In a statement, ARTUZ said the curriculum has proven to be both costly and time-consuming, hampering the educational progress of students.
“The Amalgamated Rural Teachers Union of Zimbabwe consulted the public on their perceptions on Continuous Assessment Learning Activities (CALA) and 95 % of those that participated in the poll rejected CALA in its present form. 71% voted for their repeal and 24 % voted for them to reduced to one CALA per learner.
“Since their introduction in schools, CALAs have proven to be costly and time consuming thereby negatively affecting learners’ progress. Most CALAs require the use of the internet for research which then imposed costs of mobile data, laptops and mobile devices etc, on top the regularly hiking fees,” said ARTUZ.
The union argues that CALAs place an undue burden on students and their families, particularly those from disadvantaged backgrounds.

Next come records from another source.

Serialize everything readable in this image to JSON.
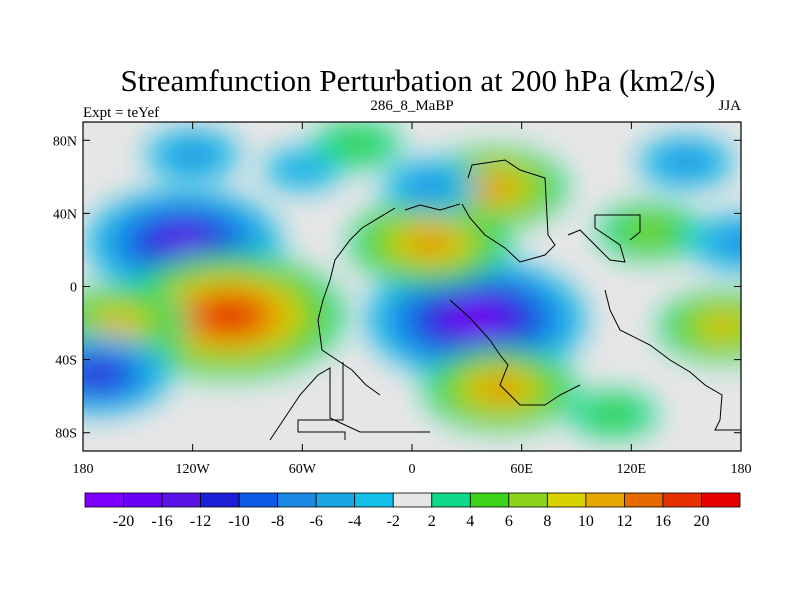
{
  "chart_data": {
    "type": "heatmap",
    "title": "Streamfunction Perturbation at 200 hPa (km2/s)",
    "left_string": "Expt = teYef",
    "center_string": "286_8_MaBP",
    "right_string": "JJA",
    "xlim": [
      -180,
      180
    ],
    "ylim": [
      -90,
      90
    ],
    "x_ticks": [
      {
        "value": -180,
        "label": "180"
      },
      {
        "value": -120,
        "label": "120W"
      },
      {
        "value": -60,
        "label": "60W"
      },
      {
        "value": 0,
        "label": "0"
      },
      {
        "value": 60,
        "label": "60E"
      },
      {
        "value": 120,
        "label": "120E"
      },
      {
        "value": 180,
        "label": "180"
      }
    ],
    "y_ticks": [
      {
        "value": 80,
        "label": "80N"
      },
      {
        "value": 40,
        "label": "40N"
      },
      {
        "value": 0,
        "label": "0"
      },
      {
        "value": -40,
        "label": "40S"
      },
      {
        "value": -80,
        "label": "80S"
      }
    ],
    "contour_levels": [
      -20,
      -16,
      -12,
      -10,
      -8,
      -6,
      -4,
      -2,
      2,
      4,
      6,
      8,
      10,
      12,
      16,
      20
    ],
    "colorbar_labels": [
      "-20",
      "-16",
      "-12",
      "-10",
      "-8",
      "-6",
      "-4",
      "-2",
      "2",
      "4",
      "6",
      "8",
      "10",
      "12",
      "16",
      "20"
    ],
    "colorbar_colors": [
      "#7f00ff",
      "#6a00f4",
      "#5a14e6",
      "#1b1fd6",
      "#0a5ae6",
      "#1c88e6",
      "#1aa6e6",
      "#13bfe6",
      "#e6e6e6",
      "#10d98c",
      "#3cd21a",
      "#8ed21c",
      "#d8d200",
      "#e6a800",
      "#e66a00",
      "#e63200",
      "#e60000"
    ],
    "field_features": [
      {
        "lon": -125,
        "lat": 24,
        "value": -18
      },
      {
        "lon": -100,
        "lat": -16,
        "value": 22
      },
      {
        "lon": -160,
        "lat": -20,
        "value": 11
      },
      {
        "lon": 35,
        "lat": -18,
        "value": -21
      },
      {
        "lon": 10,
        "lat": 24,
        "value": 14
      },
      {
        "lon": 45,
        "lat": 54,
        "value": 12
      },
      {
        "lon": 48,
        "lat": -56,
        "value": 13
      },
      {
        "lon": 10,
        "lat": 55,
        "value": -6
      },
      {
        "lon": -172,
        "lat": -48,
        "value": -12
      },
      {
        "lon": 170,
        "lat": -22,
        "value": 10
      },
      {
        "lon": 130,
        "lat": 30,
        "value": 7
      },
      {
        "lon": 150,
        "lat": 68,
        "value": -6
      },
      {
        "lon": -120,
        "lat": 72,
        "value": -6
      },
      {
        "lon": -60,
        "lat": 64,
        "value": -4
      },
      {
        "lon": 180,
        "lat": 24,
        "value": -7
      },
      {
        "lon": -30,
        "lat": 78,
        "value": 5
      },
      {
        "lon": 110,
        "lat": -70,
        "value": 5
      }
    ]
  }
}
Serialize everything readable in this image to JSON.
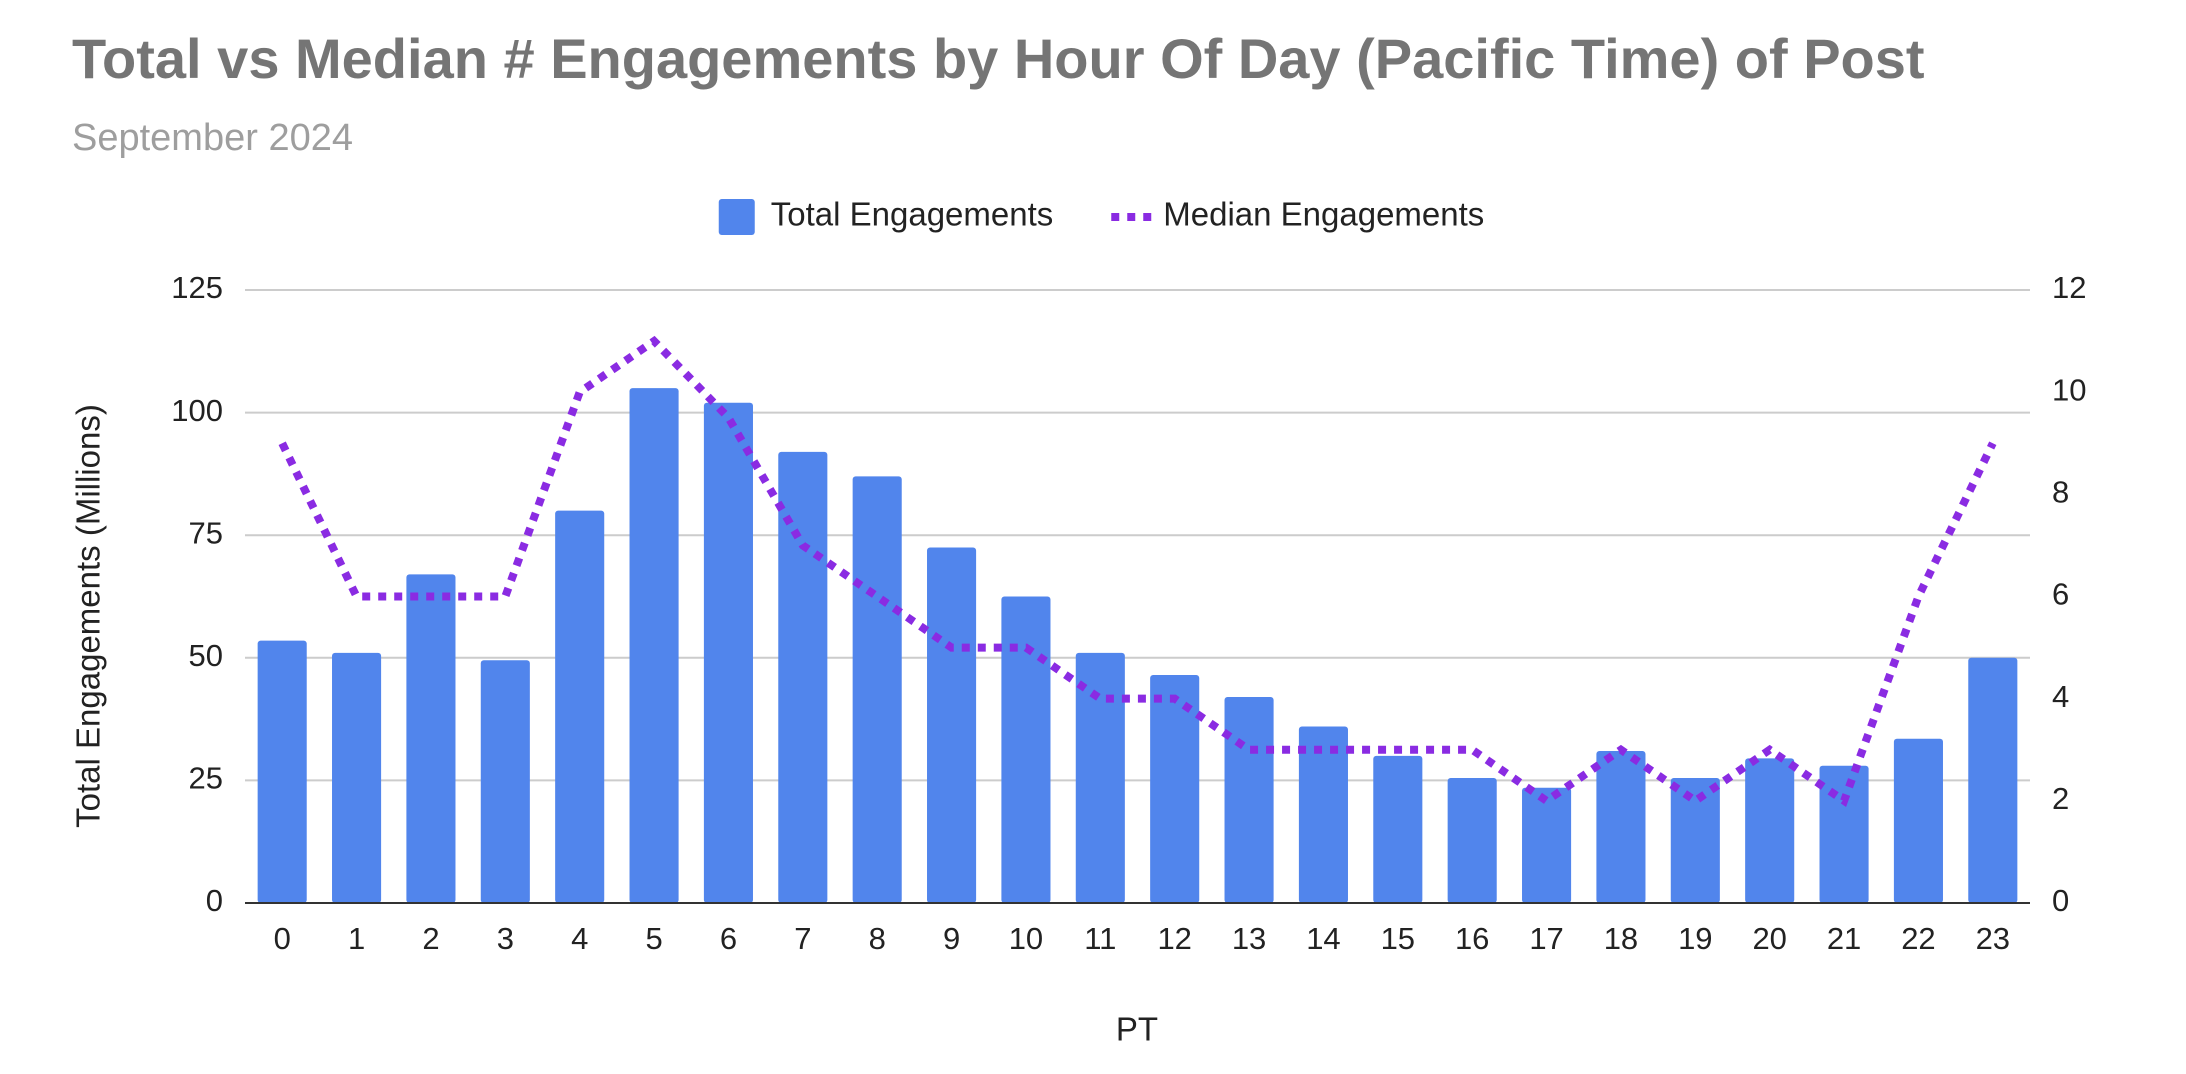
{
  "chart_data": {
    "type": "bar_line",
    "title": "Total vs Median # Engagements by Hour Of Day (Pacific Time) of Post",
    "subtitle": "September 2024",
    "x_label": "PT",
    "y_label": "Total Engagements (Millions)",
    "categories": [
      "0",
      "1",
      "2",
      "3",
      "4",
      "5",
      "6",
      "7",
      "8",
      "9",
      "10",
      "11",
      "12",
      "13",
      "14",
      "15",
      "16",
      "17",
      "18",
      "19",
      "20",
      "21",
      "22",
      "23"
    ],
    "series": [
      {
        "name": "Total Engagements",
        "color": "#5185ec",
        "kind": "bar",
        "values": [
          53.5,
          51,
          67,
          49.5,
          80,
          105,
          102,
          92,
          87,
          72.5,
          62.5,
          51,
          46.5,
          42,
          36,
          30,
          25.5,
          23.5,
          31,
          25.5,
          29.5,
          28,
          33.5,
          50
        ]
      },
      {
        "name": "Median Engagements",
        "color": "#8a2be2",
        "kind": "line",
        "axis": "y2",
        "values": [
          9,
          6,
          6,
          6,
          10,
          11,
          9.5,
          7,
          6,
          5,
          5,
          4,
          4,
          3,
          3,
          3,
          3,
          2,
          3,
          2,
          3,
          2,
          6,
          9
        ]
      }
    ],
    "ylim": [
      0,
      125
    ],
    "yticks": [
      0,
      25,
      50,
      75,
      100,
      125
    ],
    "y2lim": [
      0,
      12
    ],
    "y2ticks": [
      0,
      2,
      4,
      6,
      8,
      10,
      12
    ],
    "grid": true,
    "legend": "top"
  }
}
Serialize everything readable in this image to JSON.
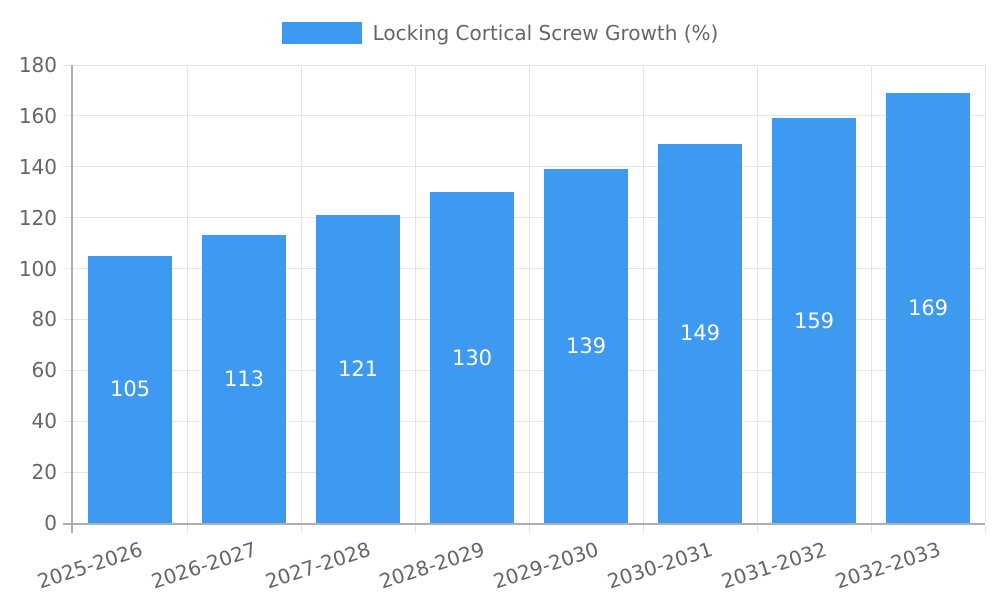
{
  "chart_data": {
    "type": "bar",
    "title": "Locking Cortical Screw Growth (%)",
    "legend_position": "top",
    "categories": [
      "2025-2026",
      "2026-2027",
      "2027-2028",
      "2028-2029",
      "2029-2030",
      "2030-2031",
      "2031-2032",
      "2032-2033"
    ],
    "values": [
      105,
      113,
      121,
      130,
      139,
      149,
      159,
      169
    ],
    "xlabel": "",
    "ylabel": "",
    "ylim": [
      0,
      180
    ],
    "yticks": [
      0,
      20,
      40,
      60,
      80,
      100,
      120,
      140,
      160,
      180
    ],
    "grid": true,
    "value_labels_position": "inside-center",
    "x_label_rotation_deg": -18,
    "colors": {
      "bar": "#3D9AF0",
      "value_label": "#FFFFFF",
      "text": "#666666",
      "grid": "#E5E5E5",
      "axis_line": "#AFAFAF"
    }
  }
}
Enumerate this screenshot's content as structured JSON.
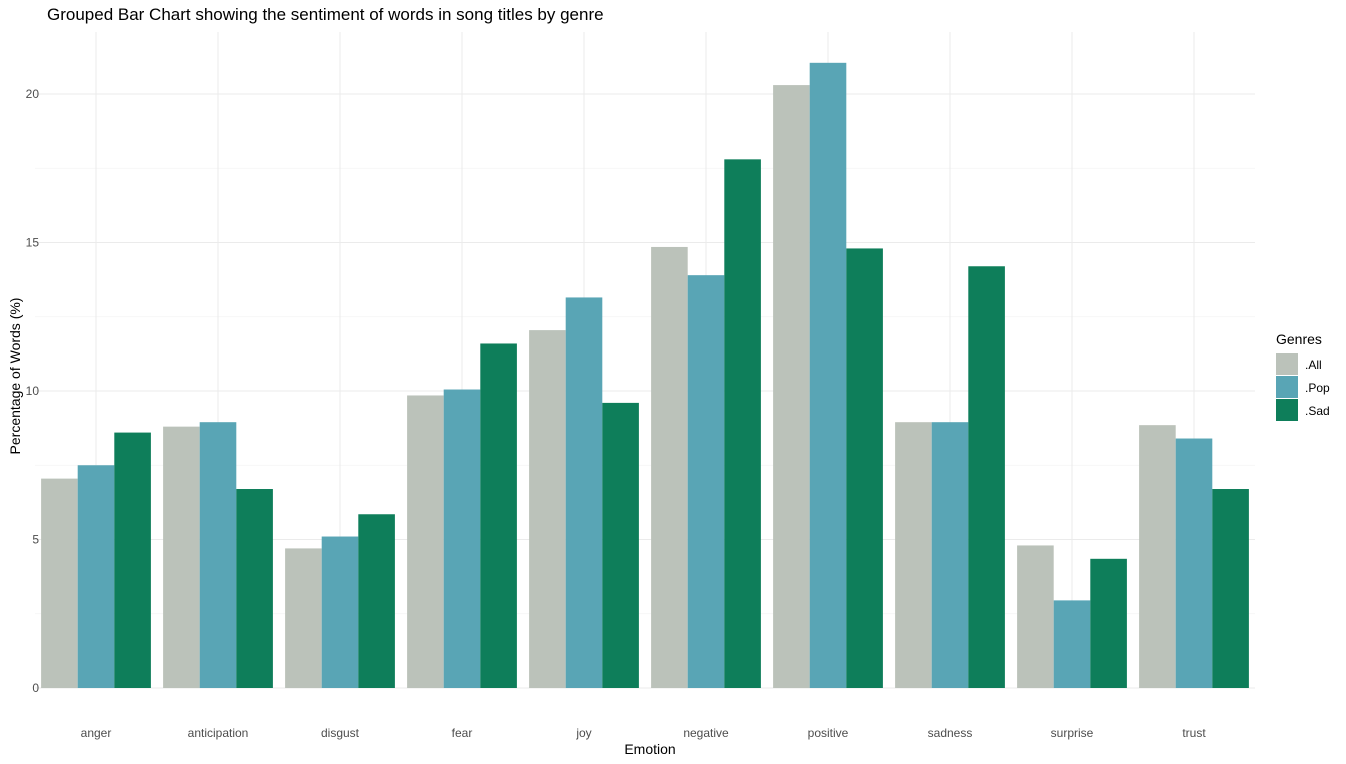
{
  "chart_data": {
    "type": "bar",
    "title": "Grouped Bar Chart showing the sentiment of words in song titles by genre",
    "xlabel": "Emotion",
    "ylabel": "Percentage of Words (%)",
    "ylim": [
      0,
      22
    ],
    "yticks": [
      0,
      5,
      10,
      15,
      20
    ],
    "grid": true,
    "legend": {
      "title": "Genres",
      "placement": "right"
    },
    "categories": [
      "anger",
      "anticipation",
      "disgust",
      "fear",
      "joy",
      "negative",
      "positive",
      "sadness",
      "surprise",
      "trust"
    ],
    "series": [
      {
        "name": ".All",
        "color": "#bbc2ba",
        "values": [
          7.05,
          8.8,
          4.7,
          9.85,
          12.05,
          14.85,
          20.3,
          8.95,
          4.8,
          8.85
        ]
      },
      {
        "name": ".Pop",
        "color": "#59a5b5",
        "values": [
          7.5,
          8.95,
          5.1,
          10.05,
          13.15,
          13.9,
          21.05,
          8.95,
          2.95,
          8.4
        ]
      },
      {
        "name": ".Sad",
        "color": "#0e7e5a",
        "values": [
          8.6,
          6.7,
          5.85,
          11.6,
          9.6,
          17.8,
          14.8,
          14.2,
          4.35,
          6.7
        ]
      }
    ]
  }
}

“In a country we’re the majority of the citizens are living in poverty they widen the learning inequality gap as those from privileged backgrounds will the only ones that can afford to learn, paying particular attention to rural learners, majority of schools have inadequate digital learning facilities to enable students to carry out their Continuous Assessment Learning Activities.
“Therefore, as the Ministry of Primary and Secondary Education is conducting a curriculum review, we found it right to invite citizens to give their views on the matter. It is the Union’s position that CLAS should be reformed in order to ensure effective learning in schools. We have even proposed this in our 2022 publications,” added the union.
ARTUZ emphasised the need for a more inclusive and accessible education system that caters to the needs of all students, regardless of their socioeconomic background.